How will the analysis differ?
Whether the goal is predictive or explanatory, the analysis process will take different avenues. This includes what performance measures are devised and used (e.g., to partition or not to partition? use an R-squared or a MAPE?), what types of methods are employed (a k-nearest neighbor won't have much explanatory power), etc.


Ravi Bapna said...

so is overfitting more of a concern when trying to predict, or should we be worried about it also in an explantory setting?

corollary: is there a scenario where you would partition the data in the process of developing an explanatory model, or does that only come into play in a prediction setting?

ravi b.

Galit Shmueli said...

That's a very good point. In short, yes, it is more of a concern in predictive modeling because it might be harder to spot. But here's a longer answer:

In an explanatory task overfitting means finding relationships that are just due to noise. But we do have some statistical test to avoid that: since we use methods that shed light on the relatioship between the response and predictors (e.g., regression), overfitting can be avoided by

(1) examining measures such as adjusted-R-squared or p-values of additional predictors, which penalize for the model complexity in an attempt to avoid overfitting (better known, perhaps, as the principle of parsimony, or Occam's Razor).

(2) Sometimes it is possible to use domain knowledge to decide whether the model is over-fitting. An example is that a person's name shows up as a significant predictor of their income...

A major issue is the data size, which is usually much bigger in predictive tasks, thereby rendering standard statistical tests (and p-values) meaningless.

In contrast, in predictive modeling we use performance measures such as MAPE and RMSE over R-squared or p-values, because the end goal is to accurately predict new observations (and especially when the data are large). If we overfit, we'll likely get low predictive accuracy. Given that many predictive methods do not shed any light on the relationship between the response and predictors (e.g., k-nearest-neighbors or Naive Bayes), you cannot really use domain knowledge to avoid overfitting that easily.

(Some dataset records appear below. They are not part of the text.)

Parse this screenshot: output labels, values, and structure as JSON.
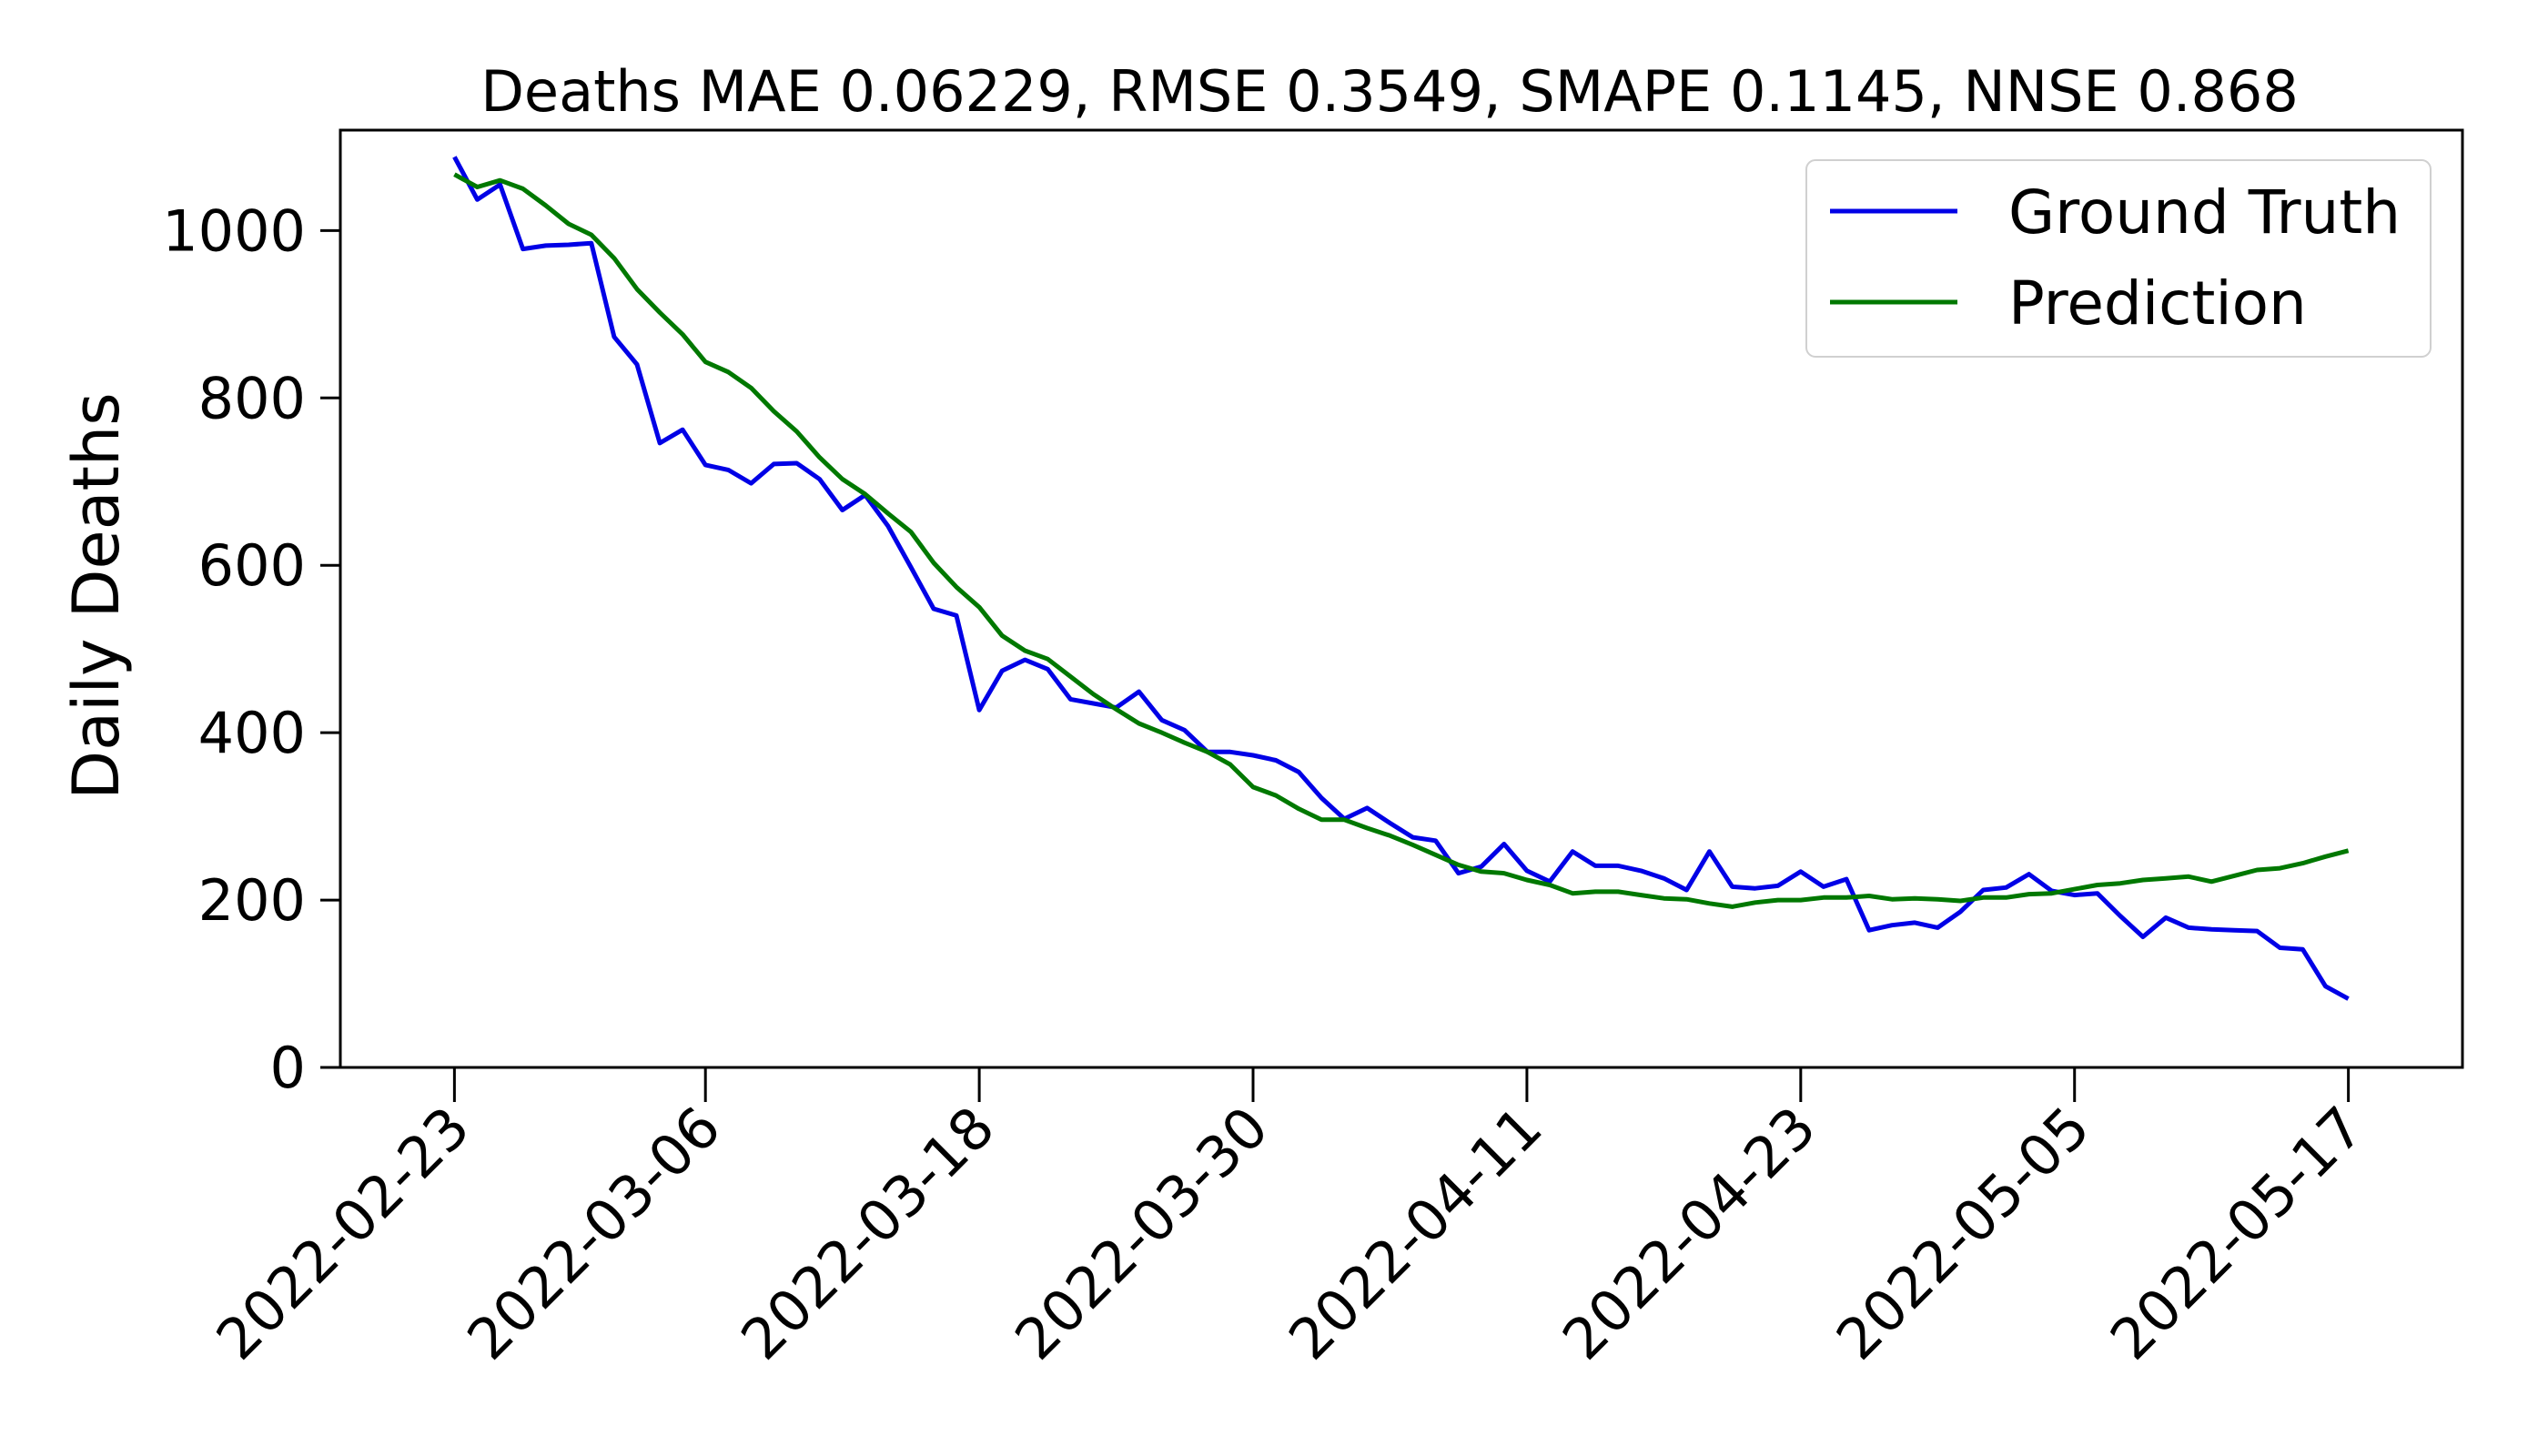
{
  "chart_data": {
    "type": "line",
    "title": "Deaths MAE 0.06229, RMSE 0.3549, SMAPE 0.1145, NNSE 0.868",
    "xlabel": "",
    "ylabel": "Daily Deaths",
    "x_start": "2022-02-23",
    "x_end": "2022-05-17",
    "xlim": [
      "2022-02-18",
      "2022-05-22"
    ],
    "ylim": [
      0,
      1120
    ],
    "x_ticks": [
      "2022-02-23",
      "2022-03-06",
      "2022-03-18",
      "2022-03-30",
      "2022-04-11",
      "2022-04-23",
      "2022-05-05",
      "2022-05-17"
    ],
    "y_ticks": [
      0,
      200,
      400,
      600,
      800,
      1000
    ],
    "grid": false,
    "legend_position": "top-right",
    "series": [
      {
        "name": "Ground Truth",
        "color": "#0000e6",
        "values": [
          1088,
          1037,
          1055,
          978,
          982,
          983,
          985,
          873,
          840,
          746,
          762,
          720,
          714,
          698,
          721,
          722,
          703,
          666,
          684,
          647,
          598,
          548,
          540,
          427,
          474,
          487,
          476,
          440,
          435,
          430,
          449,
          415,
          403,
          377,
          377,
          373,
          367,
          353,
          322,
          297,
          310,
          292,
          275,
          271,
          232,
          240,
          267,
          235,
          222,
          258,
          241,
          241,
          235,
          226,
          212,
          258,
          216,
          214,
          217,
          234,
          216,
          225,
          164,
          170,
          173,
          167,
          186,
          212,
          215,
          231,
          211,
          206,
          208,
          181,
          156,
          179,
          167,
          165,
          164,
          163,
          143,
          141,
          97,
          82
        ]
      },
      {
        "name": "Prediction",
        "color": "#007800",
        "values": [
          1067,
          1052,
          1060,
          1050,
          1030,
          1008,
          995,
          967,
          930,
          902,
          876,
          843,
          831,
          812,
          784,
          760,
          729,
          703,
          685,
          662,
          640,
          603,
          574,
          550,
          516,
          498,
          488,
          467,
          446,
          428,
          411,
          400,
          388,
          377,
          362,
          335,
          325,
          309,
          296,
          296,
          286,
          277,
          266,
          254,
          242,
          234,
          232,
          224,
          218,
          208,
          210,
          210,
          206,
          202,
          201,
          196,
          192,
          197,
          200,
          200,
          203,
          203,
          205,
          201,
          202,
          201,
          199,
          203,
          203,
          207,
          208,
          213,
          218,
          220,
          224,
          226,
          228,
          222,
          229,
          236,
          238,
          244,
          252,
          259
        ]
      }
    ]
  }
}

Finally, predictive models are often deployed in an automated way: once the model is built, it is deployed multiple times to score (large) databases. Overfitting is then a real concern.

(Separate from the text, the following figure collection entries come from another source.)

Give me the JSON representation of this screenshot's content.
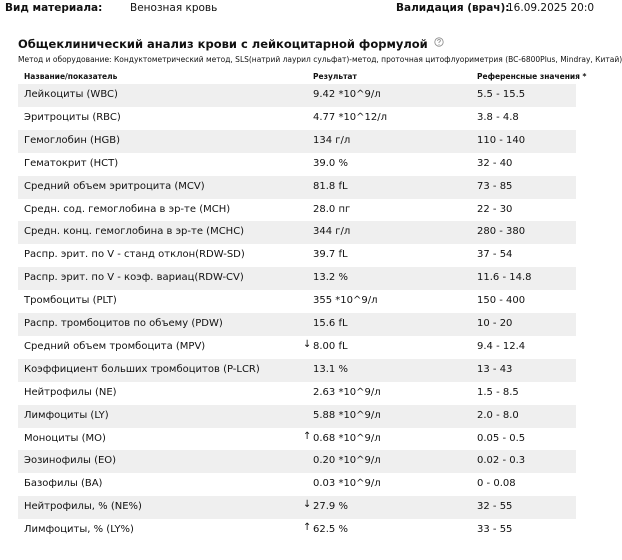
{
  "header": {
    "material_label": "Вид материала:",
    "material": "Венозная кровь",
    "validation_label": "Валидация (врач):",
    "validation": "16.09.2025 20:0"
  },
  "section": {
    "title": "Общеклинический анализ крови с лейкоцитарной формулой",
    "method": "Метод и оборудование: Кондуктометрический метод, SLS(натрий лаурил сульфат)-метод, проточная цитофлуориметрия (BC-6800Plus, Mindray, Китай)"
  },
  "table": {
    "columns": [
      "Название/показатель",
      "Результат",
      "Референсные значения *"
    ],
    "rows": [
      {
        "name": "Лейкоциты (WBC)",
        "result": "9.42 *10^9/л",
        "ref": "5.5 - 15.5"
      },
      {
        "name": "Эритроциты (RBC)",
        "result": "4.77 *10^12/л",
        "ref": "3.8 - 4.8"
      },
      {
        "name": "Гемоглобин (HGB)",
        "result": "134 г/л",
        "ref": "110 - 140"
      },
      {
        "name": "Гематокрит (HCT)",
        "result": "39.0 %",
        "ref": "32 - 40"
      },
      {
        "name": "Средний объем эритроцита (MCV)",
        "result": "81.8 fL",
        "ref": "73 - 85"
      },
      {
        "name": "Средн. сод. гемоглобина в эр-те (MCH)",
        "result": "28.0 пг",
        "ref": "22 - 30"
      },
      {
        "name": "Средн. конц. гемоглобина в эр-те (MCHC)",
        "result": "344 г/л",
        "ref": "280 - 380"
      },
      {
        "name": "Распр. эрит. по V - станд отклон(RDW-SD)",
        "result": "39.7 fL",
        "ref": "37 - 54"
      },
      {
        "name": "Распр. эрит. по V - коэф. вариац(RDW-CV)",
        "result": "13.2 %",
        "ref": "11.6 - 14.8"
      },
      {
        "name": "Тромбоциты (PLT)",
        "result": "355 *10^9/л",
        "ref": "150 - 400"
      },
      {
        "name": "Распр. тромбоцитов по объему (PDW)",
        "result": "15.6 fL",
        "ref": "10 - 20"
      },
      {
        "name": "Средний объем тромбоцита (MPV)",
        "flag": "↓",
        "result": "8.00 fL",
        "ref": "9.4 - 12.4"
      },
      {
        "name": "Коэффициент больших тромбоцитов (P-LCR)",
        "result": "13.1 %",
        "ref": "13 - 43"
      },
      {
        "name": "Нейтрофилы (NE)",
        "result": "2.63 *10^9/л",
        "ref": "1.5 - 8.5"
      },
      {
        "name": "Лимфоциты (LY)",
        "result": "5.88 *10^9/л",
        "ref": "2.0 - 8.0"
      },
      {
        "name": "Моноциты (MO)",
        "flag": "↑",
        "result": "0.68 *10^9/л",
        "ref": "0.05 - 0.5"
      },
      {
        "name": "Эозинофилы (EO)",
        "result": "0.20 *10^9/л",
        "ref": "0.02 - 0.3"
      },
      {
        "name": "Базофилы (BA)",
        "result": "0.03 *10^9/л",
        "ref": "0 - 0.08"
      },
      {
        "name": "Нейтрофилы, % (NE%)",
        "flag": "↓",
        "result": "27.9 %",
        "ref": "32 - 55"
      },
      {
        "name": "Лимфоциты, % (LY%)",
        "flag": "↑",
        "result": "62.5 %",
        "ref": "33 - 55"
      }
    ]
  }
}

Data partitioning is used especially in predictive modeling because of the need for a platform to evalutate predictive accuracy. In an explanatory task you might partition the data to evaluate model robustness: does the same model fit the training and validation set? Do the parameters drastically change? Is it influenced by outliers? etc.

Galit Shmueli said...

Thanks Hans-Joerg for the philoshophical angle - this definitely further supports the distinction.